Brian Gerke wrote to me in consternation about this New York Times article about the British elections, quoting:
The voting seemed not to have been disrupted by an explosion outside the building housing the British Consulate in New York just after polls opened across the country at 7 a.m. local (2 a.m. Eastern time) The polls close at 5 p.m. Eastern time.Brian wondered, "Why on earth would a tiny and amateurish explosion in New York (nine floors below the consulate, it should be noted) have any effect on the British election?" Pity even the Times is so Americentric--or perhaps it's just really Manhattan-centric. He continued, "I am, however, left with a very amusing mental image of a middle-aged woman in Leeds fretting to herself, saying, 'Oh dear, they've blown up a flower pot in the States; how shall we ever vote now?'" I'm guessing middle-aged, because of course anyone older would remember the Blitz and be quite unimpressed.
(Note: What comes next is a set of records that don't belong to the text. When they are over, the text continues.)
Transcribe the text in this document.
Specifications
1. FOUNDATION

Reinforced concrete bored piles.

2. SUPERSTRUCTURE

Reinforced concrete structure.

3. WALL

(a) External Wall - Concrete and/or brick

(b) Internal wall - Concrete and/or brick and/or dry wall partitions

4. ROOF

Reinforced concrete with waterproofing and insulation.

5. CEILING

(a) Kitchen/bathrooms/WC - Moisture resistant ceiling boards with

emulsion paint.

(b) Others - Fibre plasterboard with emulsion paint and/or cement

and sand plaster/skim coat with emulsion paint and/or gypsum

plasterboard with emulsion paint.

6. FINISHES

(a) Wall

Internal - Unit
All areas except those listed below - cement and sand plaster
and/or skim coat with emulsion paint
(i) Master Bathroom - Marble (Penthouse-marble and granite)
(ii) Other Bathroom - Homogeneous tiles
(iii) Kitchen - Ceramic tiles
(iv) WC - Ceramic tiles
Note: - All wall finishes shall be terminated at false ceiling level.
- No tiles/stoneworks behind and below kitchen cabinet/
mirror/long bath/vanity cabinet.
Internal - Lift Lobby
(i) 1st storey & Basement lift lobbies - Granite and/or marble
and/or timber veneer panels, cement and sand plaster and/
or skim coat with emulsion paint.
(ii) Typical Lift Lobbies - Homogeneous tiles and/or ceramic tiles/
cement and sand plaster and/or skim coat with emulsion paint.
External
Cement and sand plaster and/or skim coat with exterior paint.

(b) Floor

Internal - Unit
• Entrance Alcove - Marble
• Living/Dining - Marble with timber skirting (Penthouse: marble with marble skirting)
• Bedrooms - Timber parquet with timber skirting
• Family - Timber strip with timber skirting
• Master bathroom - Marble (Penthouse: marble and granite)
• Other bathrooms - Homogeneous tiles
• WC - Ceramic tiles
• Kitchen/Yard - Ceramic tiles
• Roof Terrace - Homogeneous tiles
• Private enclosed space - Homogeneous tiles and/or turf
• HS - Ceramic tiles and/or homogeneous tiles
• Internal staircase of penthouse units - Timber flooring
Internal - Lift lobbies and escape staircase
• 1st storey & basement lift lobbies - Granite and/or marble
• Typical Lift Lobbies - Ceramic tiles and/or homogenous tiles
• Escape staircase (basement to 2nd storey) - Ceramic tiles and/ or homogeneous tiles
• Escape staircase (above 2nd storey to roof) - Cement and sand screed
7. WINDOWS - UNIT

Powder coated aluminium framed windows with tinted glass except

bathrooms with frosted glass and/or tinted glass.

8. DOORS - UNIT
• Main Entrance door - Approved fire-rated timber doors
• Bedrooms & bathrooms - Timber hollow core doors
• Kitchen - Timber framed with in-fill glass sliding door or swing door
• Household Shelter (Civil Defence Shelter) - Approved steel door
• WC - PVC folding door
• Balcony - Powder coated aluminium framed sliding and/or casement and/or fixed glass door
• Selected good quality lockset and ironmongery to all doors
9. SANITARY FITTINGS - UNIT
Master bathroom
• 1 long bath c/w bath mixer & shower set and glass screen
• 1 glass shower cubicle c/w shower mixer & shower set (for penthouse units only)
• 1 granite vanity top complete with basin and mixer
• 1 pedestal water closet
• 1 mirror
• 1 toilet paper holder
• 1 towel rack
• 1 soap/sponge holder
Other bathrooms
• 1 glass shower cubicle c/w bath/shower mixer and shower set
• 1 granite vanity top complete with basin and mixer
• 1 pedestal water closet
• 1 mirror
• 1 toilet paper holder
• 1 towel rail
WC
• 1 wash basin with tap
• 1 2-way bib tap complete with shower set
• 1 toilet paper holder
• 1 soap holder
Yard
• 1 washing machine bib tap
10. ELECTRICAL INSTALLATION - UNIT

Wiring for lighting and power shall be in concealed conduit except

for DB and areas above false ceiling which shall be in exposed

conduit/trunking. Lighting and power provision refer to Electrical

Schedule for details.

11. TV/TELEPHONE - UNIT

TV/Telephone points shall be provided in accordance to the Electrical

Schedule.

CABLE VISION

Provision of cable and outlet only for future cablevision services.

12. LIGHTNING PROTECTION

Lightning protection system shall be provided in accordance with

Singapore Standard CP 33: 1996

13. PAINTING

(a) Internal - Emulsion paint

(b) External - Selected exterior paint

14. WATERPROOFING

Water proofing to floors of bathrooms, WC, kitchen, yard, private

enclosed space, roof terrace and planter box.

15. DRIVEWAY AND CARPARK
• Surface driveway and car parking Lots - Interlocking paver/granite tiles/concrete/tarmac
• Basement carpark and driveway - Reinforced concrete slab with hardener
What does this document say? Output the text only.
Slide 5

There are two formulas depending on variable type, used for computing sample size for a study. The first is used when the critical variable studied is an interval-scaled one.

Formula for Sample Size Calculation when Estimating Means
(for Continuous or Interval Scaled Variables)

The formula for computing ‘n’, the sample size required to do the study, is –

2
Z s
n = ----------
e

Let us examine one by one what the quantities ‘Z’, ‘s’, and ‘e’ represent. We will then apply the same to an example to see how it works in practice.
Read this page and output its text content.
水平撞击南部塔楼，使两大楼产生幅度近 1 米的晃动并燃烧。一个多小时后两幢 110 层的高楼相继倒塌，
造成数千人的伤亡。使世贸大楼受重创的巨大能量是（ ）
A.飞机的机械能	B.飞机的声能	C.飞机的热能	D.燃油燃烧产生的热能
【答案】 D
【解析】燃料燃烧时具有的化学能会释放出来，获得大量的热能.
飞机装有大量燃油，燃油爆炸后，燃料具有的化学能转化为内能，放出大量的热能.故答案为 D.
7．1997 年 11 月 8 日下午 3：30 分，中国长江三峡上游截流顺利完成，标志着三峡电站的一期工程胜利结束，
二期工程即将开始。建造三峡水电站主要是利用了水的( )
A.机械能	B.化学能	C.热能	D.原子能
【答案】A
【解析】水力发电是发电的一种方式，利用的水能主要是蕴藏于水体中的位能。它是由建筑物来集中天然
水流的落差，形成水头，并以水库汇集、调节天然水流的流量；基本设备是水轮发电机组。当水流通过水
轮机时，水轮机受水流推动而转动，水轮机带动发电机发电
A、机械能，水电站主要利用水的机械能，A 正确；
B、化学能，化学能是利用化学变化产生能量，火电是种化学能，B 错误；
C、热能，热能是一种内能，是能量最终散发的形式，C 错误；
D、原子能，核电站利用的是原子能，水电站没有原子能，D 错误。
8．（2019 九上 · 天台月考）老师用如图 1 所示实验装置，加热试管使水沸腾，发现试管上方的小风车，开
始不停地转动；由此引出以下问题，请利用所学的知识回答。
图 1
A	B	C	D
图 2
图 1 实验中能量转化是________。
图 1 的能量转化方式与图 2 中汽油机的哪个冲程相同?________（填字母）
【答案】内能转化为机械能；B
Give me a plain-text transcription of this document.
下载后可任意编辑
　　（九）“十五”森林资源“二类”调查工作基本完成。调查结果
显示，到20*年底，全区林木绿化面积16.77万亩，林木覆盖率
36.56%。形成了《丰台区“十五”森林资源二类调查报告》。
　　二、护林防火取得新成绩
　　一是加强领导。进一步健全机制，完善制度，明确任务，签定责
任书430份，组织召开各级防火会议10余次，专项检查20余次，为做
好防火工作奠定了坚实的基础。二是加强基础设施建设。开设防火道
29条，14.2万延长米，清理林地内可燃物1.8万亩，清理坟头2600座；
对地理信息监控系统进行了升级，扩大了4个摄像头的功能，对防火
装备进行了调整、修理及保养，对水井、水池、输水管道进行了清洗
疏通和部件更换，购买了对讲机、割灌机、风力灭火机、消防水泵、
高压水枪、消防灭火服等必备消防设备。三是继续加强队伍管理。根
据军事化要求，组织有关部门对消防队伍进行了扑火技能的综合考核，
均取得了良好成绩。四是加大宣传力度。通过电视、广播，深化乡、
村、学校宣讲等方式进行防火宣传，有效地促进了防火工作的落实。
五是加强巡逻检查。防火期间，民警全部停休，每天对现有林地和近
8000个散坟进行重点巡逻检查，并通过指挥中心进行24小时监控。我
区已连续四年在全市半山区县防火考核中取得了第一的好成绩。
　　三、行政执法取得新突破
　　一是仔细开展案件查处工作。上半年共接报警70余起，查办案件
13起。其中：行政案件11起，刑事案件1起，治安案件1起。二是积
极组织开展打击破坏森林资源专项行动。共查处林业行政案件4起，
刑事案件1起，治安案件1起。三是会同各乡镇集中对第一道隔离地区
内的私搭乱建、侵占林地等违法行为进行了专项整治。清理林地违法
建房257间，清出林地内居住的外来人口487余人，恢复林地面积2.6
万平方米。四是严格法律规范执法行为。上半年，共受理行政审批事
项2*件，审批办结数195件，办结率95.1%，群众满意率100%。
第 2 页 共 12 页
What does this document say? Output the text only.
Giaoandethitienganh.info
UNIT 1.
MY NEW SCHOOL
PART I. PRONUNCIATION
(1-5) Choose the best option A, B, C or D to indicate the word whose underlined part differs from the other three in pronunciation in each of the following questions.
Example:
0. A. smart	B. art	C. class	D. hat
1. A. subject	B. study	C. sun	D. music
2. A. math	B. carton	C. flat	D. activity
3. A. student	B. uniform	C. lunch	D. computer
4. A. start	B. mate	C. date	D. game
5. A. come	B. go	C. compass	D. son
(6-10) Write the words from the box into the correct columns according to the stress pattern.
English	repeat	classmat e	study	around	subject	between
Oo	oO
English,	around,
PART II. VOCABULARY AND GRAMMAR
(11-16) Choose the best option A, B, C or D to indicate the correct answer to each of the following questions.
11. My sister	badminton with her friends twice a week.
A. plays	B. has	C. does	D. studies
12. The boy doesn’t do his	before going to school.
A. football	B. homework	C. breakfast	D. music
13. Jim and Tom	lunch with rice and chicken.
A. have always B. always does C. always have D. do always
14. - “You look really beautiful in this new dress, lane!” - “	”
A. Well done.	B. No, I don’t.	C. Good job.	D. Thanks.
In other colorful imagery, Rishi sent me a decision by U.S. District Judge Samuel B. Kent, JOHN W. BRADSHAW, Plaintiff, v. UNITY MARINE CORPORATION, INC, that includes this:
Both attorneys have obviously entered into a secret pact complete with hats, handshakes and cryptic words to draft their pleadings entirely in crayon on the back sides of gravy-stained paper place mats, in the hope that the Court would be so charmed by their child-like efforts that their utter dearth of legal authorities in their briefing would go unnoticed. Whatever actually occurred, the Court is now faced with the daunting task of deciphering their submissions. With Big Chief tablet readied, thick black pencil in hand, and a devil-may-care laugh in the face of death, life on the razor's edge sense of exhilaration, the Court begins.And it just goes on from there. It's posted on National Review, and I was concerned it was more conservative bashing of Judges, but Kent was appointed by Bush the First, and I think they just posted it because it's kind of unusual.